Questions structurelles
La question plus profonde est de savoir si cet épisode constitue une exception ou s’il s’inscrit dans une logique plus large montrant que la gouvernance du football reproduit sans cesse les mêmes vulnérabilités sous un vocabulaire différent. Les réformes post-2015 de la FIFA ont incontestablement introduit davantage de contrôles formels et un cadre de conformité plus visible, mais les controverses récurrentes suggèrent que la transparence reste inégale et que la responsabilité dépend encore largement du pouvoir discrétionnaire interne. C’est un problème pour n’importe quelle institution, mais tout particulièrement pour une organisation qui prétend avoir retenu les leçons d’un scandale de corruption sans précédent.
L’affaire met aussi en lumière l’écart entre récupération et restitution. Récupérer de l’argent issu de la corruption n’est que la première étape ; la manière dont cet argent est suivi, administré, divulgué et audité compte tout autant. Lorsque des allégations surgissent autour du même fonds censé symboliser le renouveau, elles risquent de transformer une victoire en matière de réforme en passif de gouvernance.
Test de crédibilité
Ce qui rend cette affaire si importante, ce n’est pas qu’une culpabilité ait été établie — ce n’est pas le cas — mais que la plainte révèle à quel point la crédibilité de la FIFA reste fragile lorsqu’elle est confrontée à un examen au plus haut niveau.

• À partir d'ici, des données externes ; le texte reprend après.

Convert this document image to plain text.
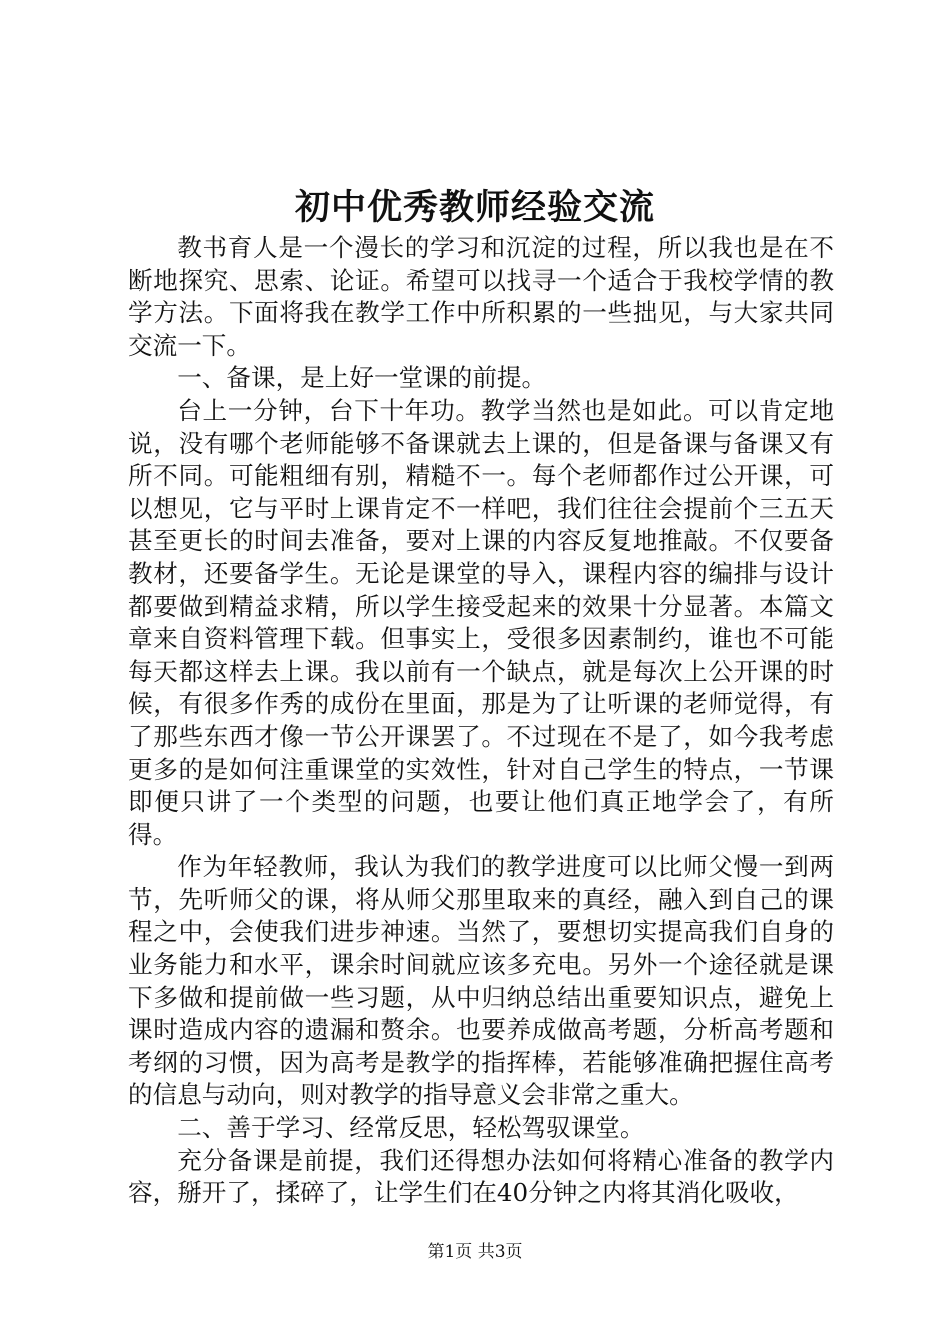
初中优秀教师经验交流

教书育人是一个漫长的学习和沉淀的过程，所以我也是在不断地探究、思索、论证。希望可以找寻一个适合于我校学情的教学方法。下面将我在教学工作中所积累的一些拙见，与大家共同交流一下。

一、备课，是上好一堂课的前提。

台上一分钟，台下十年功。教学当然也是如此。可以肯定地说，没有哪个老师能够不备课就去上课的，但是备课与备课又有所不同。可能粗细有别，精糙不一。每个老师都作过公开课，可以想见，它与平时上课肯定不一样吧，我们往往会提前个三五天甚至更长的时间去准备，要对上课的内容反复地推敲。不仅要备教材，还要备学生。无论是课堂的导入，课程内容的编排与设计都要做到精益求精，所以学生接受起来的效果十分显著。本篇文章来自资料管理下载。但事实上，受很多因素制约，谁也不可能每天都这样去上课。我以前有一个缺点，就是每次上公开课的时候，有很多作秀的成份在里面，那是为了让听课的老师觉得，有了那些东西才像一节公开课罢了。不过现在不是了，如今我考虑更多的是如何注重课堂的实效性，针对自己学生的特点，一节课即便只讲了一个类型的问题，也要让他们真正地学会了，有所得。

作为年轻教师，我认为我们的教学进度可以比师父慢一到两节，先听师父的课，将从师父那里取来的真经，融入到自己的课程之中，会使我们进步神速。当然了，要想切实提高我们自身的业务能力和水平，课余时间就应该多充电。另外一个途径就是课下多做和提前做一些习题，从中归纳总结出重要知识点，避免上课时造成内容的遗漏和赘余。也要养成做高考题，分析高考题和考纲的习惯，因为高考是教学的指挥棒，若能够准确把握住高考的信息与动向，则对教学的指导意义会非常之重大。

二、善于学习、经常反思，轻松驾驭课堂。

充分备课是前提，我们还得想办法如何将精心准备的教学内容，掰开了，揉碎了，让学生们在40分钟之内将其消化吸收，

第1页 共3页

Si le processus éthique avance lentement, l’impression d’une application sélective de la règle grandira. S’il avance de manière décisive, la FIFA pourra soutenir que ses mécanismes fonctionnent. Dans les deux cas, l’organisation est désormais sous pression pour prouver que ses réformes sont opérationnelles plutôt que rhétoriques.
En ce sens, l’allégation visant Domínguez est à la fois un test spécifique et un avertissement plus large. Elle pourrait se révéler n’être qu’une plainte isolée, ou refléter des faiblesses structurelles plus profondes dans la gouvernance du football mondial. Mais l’épisode montre déjà que la transparence, le contrôle indépendant et la divulgation rapide restent essentiels à la crédibilité de la FIFA — et que la promesse post-2015 de nettoyer le football doit encore être défendue dossier par dossier.